Una negativa, sobre la aportación de víveres, como respuesta inesperada, se le hizo llegar por las gentes del lugar. Afirmaban que los tiempos en que se vivía (finales años cuarenta, siglo pasado) muy difíciles, sin materia prima cosechada, les impedía almacenar alimentos, resultando Imposible el poder asistirlos en estas necesidades. Incrédulos, ante esta noticia, porfiaron con el objeto de ablandar a las buenas gentes de aquella pequeña localidad, sin resultado positivo. Ante estos hechos, decidieron hacer noche y regresar al día siguiente, después de aprovechar las primeras horas de la mañana cazando. Retirados a los dormitorios a descansar y ya en la cama con el sueño cogido, fueron despertados a media noche; sintieron fuertes golpes en la puerta de entrada a la casa, ruidos y voces: llamaban, muy nerviosos, al “doctor”, pues uno de los habitantes de aquel pueblo tenía un hijo que súbitamente se había puesto enfermo; padeciendo unos fortísimos dolores de cabeza que no cejaban, ante el temor de sus familiares que no las tenían todas consigo, llenos de incertidumbre, pues en el enfermo la dolencia no solo no remitía sino que iba en aumento, por lo que temían un fatal desenlace. Llegados a oídos del falso “Medico” esta petición de ayuda, renegando del apelativo conferido y recriminando a los autores concesionarios de este título rimbombante de las consecuencias que se pudieran derivar de la inusual situación, imposible revertir y decir la verdad sobre el calificativo tan generoso que sus compañeros le otorgaban no le quedaba otra más que afrontar el trance. Siempre previsor, transportaba en el morral un pequeño botiquín, como precaución ante cualquier emergencia que se pudiera llegar a dar; en esta ocasión aspirinas y optalidones (hoy daría positivo en un control antidoping) formaban parte del bagaje sanitario.

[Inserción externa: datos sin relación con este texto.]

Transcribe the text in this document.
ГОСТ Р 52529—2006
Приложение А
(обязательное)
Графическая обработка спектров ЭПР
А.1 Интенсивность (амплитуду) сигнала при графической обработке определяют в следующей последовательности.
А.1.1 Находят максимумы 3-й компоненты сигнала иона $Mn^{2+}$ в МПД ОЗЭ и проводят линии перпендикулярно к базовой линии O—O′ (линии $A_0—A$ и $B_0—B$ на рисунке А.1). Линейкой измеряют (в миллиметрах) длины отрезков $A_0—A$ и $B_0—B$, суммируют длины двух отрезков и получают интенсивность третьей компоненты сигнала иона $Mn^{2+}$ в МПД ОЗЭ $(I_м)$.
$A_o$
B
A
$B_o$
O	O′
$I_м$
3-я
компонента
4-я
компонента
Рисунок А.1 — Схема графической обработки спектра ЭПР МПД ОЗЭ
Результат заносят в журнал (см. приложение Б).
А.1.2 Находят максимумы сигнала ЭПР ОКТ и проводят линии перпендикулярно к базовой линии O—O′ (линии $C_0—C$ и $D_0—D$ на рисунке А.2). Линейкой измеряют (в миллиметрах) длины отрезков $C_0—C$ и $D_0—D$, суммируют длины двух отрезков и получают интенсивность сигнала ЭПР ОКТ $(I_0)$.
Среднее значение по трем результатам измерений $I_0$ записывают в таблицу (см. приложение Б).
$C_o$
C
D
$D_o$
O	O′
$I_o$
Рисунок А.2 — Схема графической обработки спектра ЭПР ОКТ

Recibidos y escuchados los reclamantes, impuesto de lo que se suponía era una grave situación, optó por “recetar” el segundo de estos dos calmantes y a esperar resultados. Despachado el asunto: nuevamente a la cama. No hubo más insistencia por parte de los lugareños, la noche transcurrió sin sobresaltos, cuestión que achacó a lo positivo de su remedio. Amanecía y todo el mundo en pié; próximos a partir para el cazadero, fueron abordados, con gran sorpresa para ellos, por varios vecinos que les expresaban, en especial al “doctor”, las gracias por atenderles y lo sabio y oportuno que había sido con su intervención, pues al chico, una vez tomadas las dosis suministradas de aquel medicamento, pronto le habían desaparecido los dolores y descansaba plácidamente. En agradecimiento les hicieron entrega de varios paquetes conteniendo todo tipo de embutidos, quesos y salazones, con su correspondiente pan y vino. Ni que decir tiene que, ante esta eventualidad tan irrenunciable, las posibilidades de seguir cazando el tiempo previsto, aumentaba su estimulo y despejaba su futuro inmediato.